I have many things I'd like to/should write about but this shit blogger is a huge deterrent. I haven't found yet a (1) nice markdown-based framework that would allow for automated indexing of posts and (2) that would allow for a smooth way to move the things I already have here...
So today I will "just" (still painful formatting work to do) post a document I wrote some four years ago when working at IMS.
I see the following guidelines applying almost always when *automating* a task. They aim at perfecting the accountability of the actions taken when running the script. You log actions for a postmortem analysis; nobody gives a shit when things do go as expected!
Notice I said automating *a task*. This includes thus any program, irrespectively of the language! However, I will focus here on the context of a DevOps work to help motivate my points.

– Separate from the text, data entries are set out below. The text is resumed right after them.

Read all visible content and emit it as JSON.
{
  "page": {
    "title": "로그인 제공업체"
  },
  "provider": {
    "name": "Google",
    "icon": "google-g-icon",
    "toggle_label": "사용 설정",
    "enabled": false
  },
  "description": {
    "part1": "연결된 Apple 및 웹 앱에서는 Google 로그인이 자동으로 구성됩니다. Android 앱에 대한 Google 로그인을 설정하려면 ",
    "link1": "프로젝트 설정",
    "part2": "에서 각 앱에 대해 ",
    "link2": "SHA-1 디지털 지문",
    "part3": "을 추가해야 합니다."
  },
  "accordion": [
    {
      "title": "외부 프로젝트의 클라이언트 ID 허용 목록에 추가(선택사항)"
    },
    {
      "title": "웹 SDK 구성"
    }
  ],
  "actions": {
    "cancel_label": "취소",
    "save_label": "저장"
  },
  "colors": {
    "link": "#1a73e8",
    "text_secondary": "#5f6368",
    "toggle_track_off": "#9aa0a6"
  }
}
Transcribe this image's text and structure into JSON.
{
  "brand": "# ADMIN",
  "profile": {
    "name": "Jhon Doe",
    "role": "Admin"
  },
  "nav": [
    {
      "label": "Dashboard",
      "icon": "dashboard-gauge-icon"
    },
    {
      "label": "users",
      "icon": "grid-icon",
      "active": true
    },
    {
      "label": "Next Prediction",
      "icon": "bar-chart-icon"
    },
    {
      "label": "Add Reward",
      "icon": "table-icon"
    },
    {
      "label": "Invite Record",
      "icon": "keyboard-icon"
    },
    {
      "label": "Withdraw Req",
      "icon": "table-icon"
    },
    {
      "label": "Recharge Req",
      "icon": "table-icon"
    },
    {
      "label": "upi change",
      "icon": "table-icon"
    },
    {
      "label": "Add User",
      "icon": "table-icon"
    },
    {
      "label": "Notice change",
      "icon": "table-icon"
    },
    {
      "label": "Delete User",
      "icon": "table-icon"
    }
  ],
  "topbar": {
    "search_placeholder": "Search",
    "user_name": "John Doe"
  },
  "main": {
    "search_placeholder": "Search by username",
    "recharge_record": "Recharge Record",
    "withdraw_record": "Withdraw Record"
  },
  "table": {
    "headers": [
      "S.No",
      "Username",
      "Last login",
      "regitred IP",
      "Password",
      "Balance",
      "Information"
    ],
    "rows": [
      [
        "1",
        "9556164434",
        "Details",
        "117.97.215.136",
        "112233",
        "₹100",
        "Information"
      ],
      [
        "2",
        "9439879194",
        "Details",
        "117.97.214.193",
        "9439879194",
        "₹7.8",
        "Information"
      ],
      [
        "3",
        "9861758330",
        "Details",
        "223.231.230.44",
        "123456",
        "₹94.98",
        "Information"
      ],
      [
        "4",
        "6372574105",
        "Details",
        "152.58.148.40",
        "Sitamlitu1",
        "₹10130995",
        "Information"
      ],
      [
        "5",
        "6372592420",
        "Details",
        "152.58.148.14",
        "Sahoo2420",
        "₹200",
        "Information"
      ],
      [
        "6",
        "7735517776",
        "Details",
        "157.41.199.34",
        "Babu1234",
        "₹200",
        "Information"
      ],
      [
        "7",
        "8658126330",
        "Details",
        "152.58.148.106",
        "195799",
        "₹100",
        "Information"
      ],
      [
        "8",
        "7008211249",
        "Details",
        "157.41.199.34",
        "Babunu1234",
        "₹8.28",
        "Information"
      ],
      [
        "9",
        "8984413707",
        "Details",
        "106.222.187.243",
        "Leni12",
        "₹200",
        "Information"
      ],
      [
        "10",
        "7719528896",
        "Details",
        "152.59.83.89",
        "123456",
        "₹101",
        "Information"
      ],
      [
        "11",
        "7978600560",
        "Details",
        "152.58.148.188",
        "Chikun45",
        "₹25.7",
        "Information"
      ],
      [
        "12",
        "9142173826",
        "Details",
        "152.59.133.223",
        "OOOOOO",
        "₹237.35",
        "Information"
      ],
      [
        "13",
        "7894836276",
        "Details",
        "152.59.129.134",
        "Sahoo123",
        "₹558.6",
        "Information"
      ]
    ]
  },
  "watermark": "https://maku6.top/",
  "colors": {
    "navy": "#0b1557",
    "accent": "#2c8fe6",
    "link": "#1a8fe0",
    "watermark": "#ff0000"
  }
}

I distilled them from experience and you may say they are tuned to compensate my own ADHD: The ultimate goal is to understand everything the script did when looking at the log it writes.
And by everything I really mean everything: starting with who ran it, which script file did they call, in which location was the file, how exactly did they call it (all arguments supplied in the command line), to timestamps of every action the script is performing, which part of the script is logging that action (name of module+function+line number), all that as well in cases when the script ends in failure, etc. A screenshot of the output should be telling us everything!
Bash scripting guidelines
This tutorial is intended as a crash course to help fixing the minimal set of ideas to allow one modify the scripts built in house. In particular we will focus on understanding the automated-upgrade.sh DS5 upgrade script.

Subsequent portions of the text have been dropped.